Sending flowers on Valentine’s Day is a very romantic gesture. However, what would you do if you received flowers with some extra pests on them? Thanks to the Customs and Border Patrol, this doesn’t happen.
The most imported flowers for Valentine’s Day are roses, daffodils, orchids, tulips and delphiniums. All of these flowers can be imported with unwanted bugs.
February is the busiest time for flower importers. Agricultural inspectors are working overtime to increase their searches to keep pests and/or infected plants from coming into the United States. Between January 1st and February 14th, 2011, the Customs and Border Patrol agents found more than 3,400 insects in the 802.5 million cut flowers that were imported.
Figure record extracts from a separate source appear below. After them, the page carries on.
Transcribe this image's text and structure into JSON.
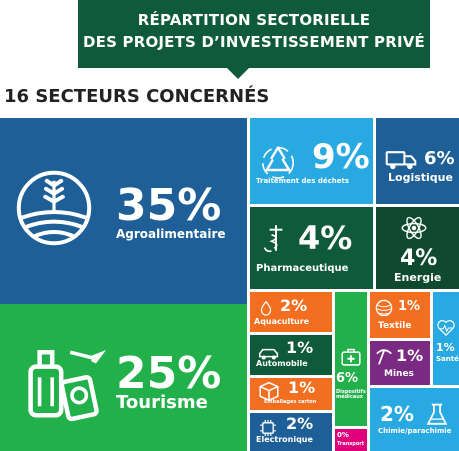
{
  "header": {
    "title_line1": "RÉPARTITION SECTORIELLE",
    "title_line2": "DES PROJETS D’INVESTISSEMENT PRIVÉ",
    "subtitle": "16 SECTEURS CONCERNÉS"
  },
  "chart_data": {
    "type": "treemap",
    "title": "RÉPARTITION SECTORIELLE DES PROJETS D’INVESTISSEMENT PRIVÉ",
    "subtitle": "16 SECTEURS CONCERNÉS",
    "unit": "%",
    "sectors": [
      {
        "key": "agro",
        "name": "Agroalimentaire",
        "label": "35%",
        "value": 35,
        "color": "#1d5f96",
        "icon": "wheat-field-icon"
      },
      {
        "key": "tourisme",
        "name": "Tourisme",
        "label": "25%",
        "value": 25,
        "color": "#22b04a",
        "icon": "luggage-passport-icon"
      },
      {
        "key": "dechets",
        "name": "Traitement des déchets",
        "label": "9%",
        "value": 9,
        "color": "#29a9e1",
        "icon": "recycle-icon"
      },
      {
        "key": "logistique",
        "name": "Logistique",
        "label": "6%",
        "value": 6,
        "color": "#1d5f96",
        "icon": "delivery-truck-icon"
      },
      {
        "key": "pharma",
        "name": "Pharmaceutique",
        "label": "4%",
        "value": 4,
        "color": "#0f5a3a",
        "icon": "pharmacy-icon"
      },
      {
        "key": "energie",
        "name": "Energie",
        "label": "4%",
        "value": 4,
        "color": "#0f4a30",
        "icon": "atom-icon"
      },
      {
        "key": "aquaculture",
        "name": "Aquaculture",
        "label": "2%",
        "value": 2,
        "color": "#f26f21",
        "icon": "droplet-icon"
      },
      {
        "key": "automobile",
        "name": "Automobile",
        "label": "1%",
        "value": 1,
        "color": "#0f5a3a",
        "icon": "car-icon"
      },
      {
        "key": "emballages",
        "name": "Emballages carton",
        "label": "1%",
        "value": 1,
        "color": "#f26f21",
        "icon": "carton-box-icon"
      },
      {
        "key": "electronique",
        "name": "Electronique",
        "label": "2%",
        "value": 2,
        "color": "#1d5f96",
        "icon": "chip-icon"
      },
      {
        "key": "dispositifs",
        "name": "Dispositifs médicaux",
        "label": "6%",
        "value": 6,
        "color": "#22b04a",
        "icon": "medical-kit-icon"
      },
      {
        "key": "transport",
        "name": "Transport",
        "label": "0%",
        "value": 0,
        "color": "#e0007a",
        "icon": ""
      },
      {
        "key": "textile",
        "name": "Textile",
        "label": "1%",
        "value": 1,
        "color": "#f26f21",
        "icon": "yarn-icon"
      },
      {
        "key": "mines",
        "name": "Mines",
        "label": "1%",
        "value": 1,
        "color": "#7a2a82",
        "icon": "pickaxe-icon"
      },
      {
        "key": "sante",
        "name": "Santé",
        "label": "1%",
        "value": 1,
        "color": "#29a9e1",
        "icon": "heartbeat-icon"
      },
      {
        "key": "chimie",
        "name": "Chimie/parachimie",
        "label": "2%",
        "value": 2,
        "color": "#29a9e1",
        "icon": "flask-icon"
      }
    ]
  }
}
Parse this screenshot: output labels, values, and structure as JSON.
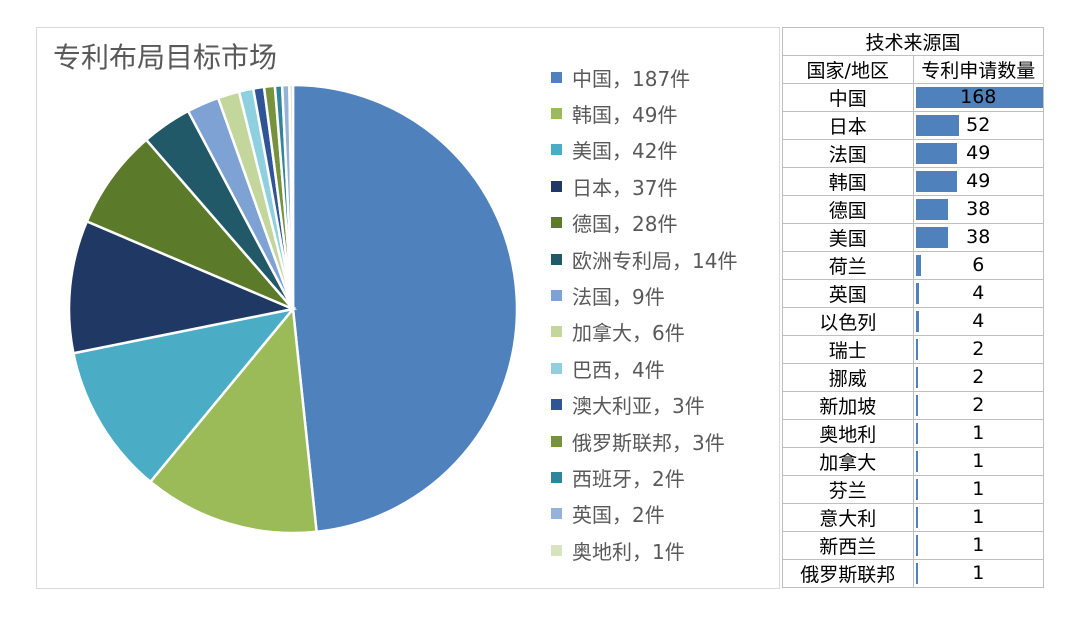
{
  "chart_data": [
    {
      "type": "pie",
      "title": "专利布局目标市场",
      "legend": "right",
      "categories": [
        "中国",
        "韩国",
        "美国",
        "日本",
        "德国",
        "欧洲专利局",
        "法国",
        "加拿大",
        "巴西",
        "澳大利亚",
        "俄罗斯联邦",
        "西班牙",
        "英国",
        "奥地利"
      ],
      "values": [
        187,
        49,
        42,
        37,
        28,
        14,
        9,
        6,
        4,
        3,
        3,
        2,
        2,
        1
      ],
      "legend_labels": [
        "中国，187件",
        "韩国，49件",
        "美国，42件",
        "日本，37件",
        "德国，28件",
        "欧洲专利局，14件",
        "法国，9件",
        "加拿大，6件",
        "巴西，4件",
        "澳大利亚，3件",
        "俄罗斯联邦，3件",
        "西班牙，2件",
        "英国，2件",
        "奥地利，1件"
      ],
      "colors": [
        "#4f81bd",
        "#9bbb59",
        "#4bacc6",
        "#1f3864",
        "#5b7a2a",
        "#215968",
        "#7ea2d3",
        "#c3d69b",
        "#8fd0e0",
        "#2f5597",
        "#76923c",
        "#31849b",
        "#95b3d7",
        "#d7e4bd"
      ]
    },
    {
      "type": "table",
      "title": "技术来源国",
      "columns": [
        "国家/地区",
        "专利申请数量"
      ],
      "categories": [
        "中国",
        "日本",
        "法国",
        "韩国",
        "德国",
        "美国",
        "荷兰",
        "英国",
        "以色列",
        "瑞士",
        "挪威",
        "新加坡",
        "奥地利",
        "加拿大",
        "芬兰",
        "意大利",
        "新西兰",
        "俄罗斯联邦"
      ],
      "values": [
        168,
        52,
        49,
        49,
        38,
        38,
        6,
        4,
        4,
        2,
        2,
        2,
        1,
        1,
        1,
        1,
        1,
        1
      ],
      "bar_color": "#4f81bd",
      "bar_max": 168
    }
  ]
}
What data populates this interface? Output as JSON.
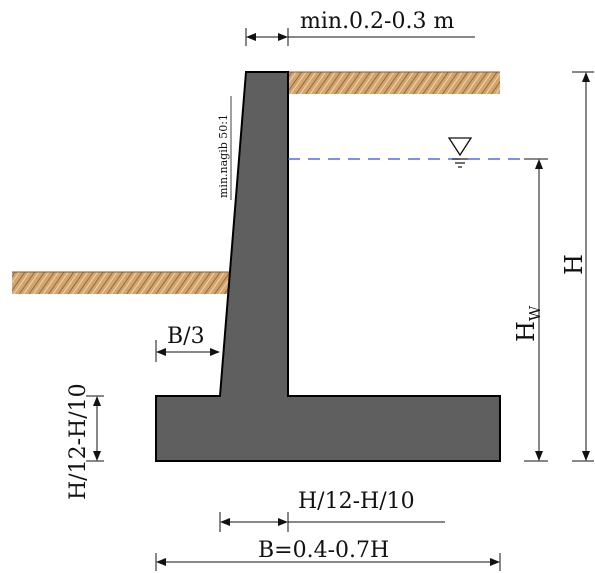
{
  "labels": {
    "top_thickness": "min.0.2-0.3 m",
    "batter": "min.nagib 50:1",
    "toe_width": "B/3",
    "footing_thickness_left": "H/12-H/10",
    "footing_thickness_bottom": "H/12-H/10",
    "base_width": "B=0.4-0.7H",
    "total_height": "H",
    "water_height_main": "H",
    "water_height_sub": "W"
  },
  "colors": {
    "concrete_fill": "#5f5f5f",
    "outline": "#000000",
    "soil_fill": "#d2a56e",
    "soil_hatch": "#8a5a2b",
    "water_line": "#2f4fe0",
    "dimension_line": "#111111"
  },
  "icons": {
    "water_level": "water-level-triangle-icon"
  }
}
A couple bugs might not seem like a big deal, but the Customs and Border Patrol says, “the most common type of insects intercepted in cut flower imports are Thrips (Thripidae), Moths (Noctuidae), Aphids (Aphididae), and Miner Flies (Agromyzidae). Their goal is to remove these bugs so your flowers are delivered to your loved ones bug-free! These insects are considered invasive as they have the potential to seriously affect the habitats and bioregions they invade. This can affect the United States economically, environmentally and/or ecologically.”
When purchasing your Valentine’s Day flowers this year, remember all the people who made sure your flowers are sent to you pest free.